The city’s nine-member Council voted unanimously to raise the local minimum wage to $15 an hour.
This is more than double the federal minimum, and pushes Seattle to the forefront of urban efforts to address income inequality.
Public opinion polls show that a minimum wage hike has broad support.
In fact, two-thirds of Americans support raising the minimum wage to $10.10, according to a CBS News/New York Times poll conducted in February.
The poll found that 62 percent of independents and 86 percent of Democrats supported such an increase, while 54 percent of Republicans surveyed said they opposed it.
Surprisingly, there now appears to be growing support for raising the minimum wage, granted from some rather unlikely sources.
The 2012 Republican contender for the White House, Mitt Romney, has gone on record as having advocated that “Republicans should hike the minimum wage.”
Romney has voiced similar ideas in the past, saying on the campaign trail in 2012 that he thought the minimum wage should be indexed to inflation so that it automatically rises with inflation.

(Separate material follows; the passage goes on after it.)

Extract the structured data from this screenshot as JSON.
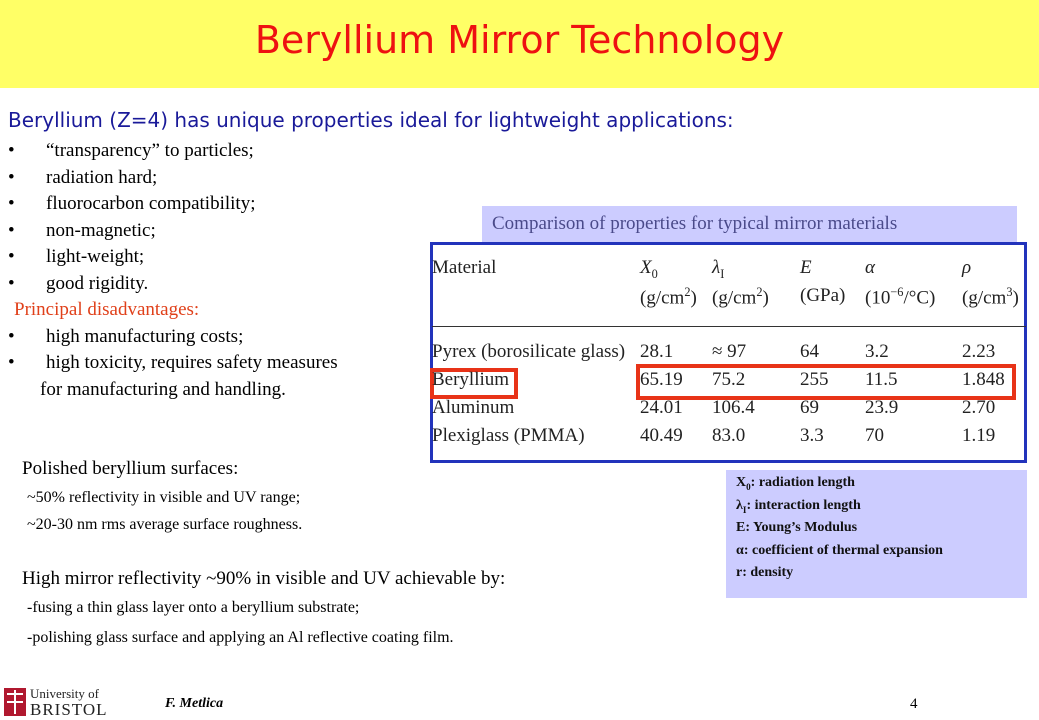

While other 2012 presidential contenders, former Minnesota Governor Tim Pawlenty and ex-Sen. Rick Santorum of Pennsylvania, have also indicated that they supported a smaller minimum wage increase.
Romney, Santorum and Pawlenty say that by refusing to publicly advocate a minimum wage increase, congressional Republicans are ceding the national dialogue to Democrats on an issue that consistently draws majority support in polls.
Minimum wage employers, like McDonald’s and Walmart, have long contended that raising the minimum wage would “absolutely” kill jobs and hurt businesses.
There is little evidence, however, that raising the minimum wage kills jobs.
Many studies have shown that raising the wage doesn’t have a negative impact on job growth.
In fact, it can actually help businesses by raising productivity, lowering turnover, and increasing demand for products from workers with more money in their pockets.
An analysis of state minimum wage increases found that those with a raise had above average job growth.
There are also real-life examples of companies that manage to pay higher wages and stay in business.
In the fast food sector, the In-N-Out burger chain starts employees at $10.50 an hour. At Dicks Drive-In in Seattle, workers start at $10 per hour. Moo Cluck Moo, a burger chain in Detroit, pays $12 an hour.
In retail, Walmart competitor Costco pays $21.96 an hour on average, while Idaho-based WinCo pays more than $11 an hour with good benefits while beating Walmart prices.
In truth, every time the minimum wage is raised the economy does better universally.
As I have said on more than one occasion, raising the minimum wage is a “no-brainer.”
Municipalities and states around the country should follow Seattle’s lead.
Truth be told, if the minimum wage had tracked workers’ rising productivity, the current minimum wage would be closer to $22 an hour.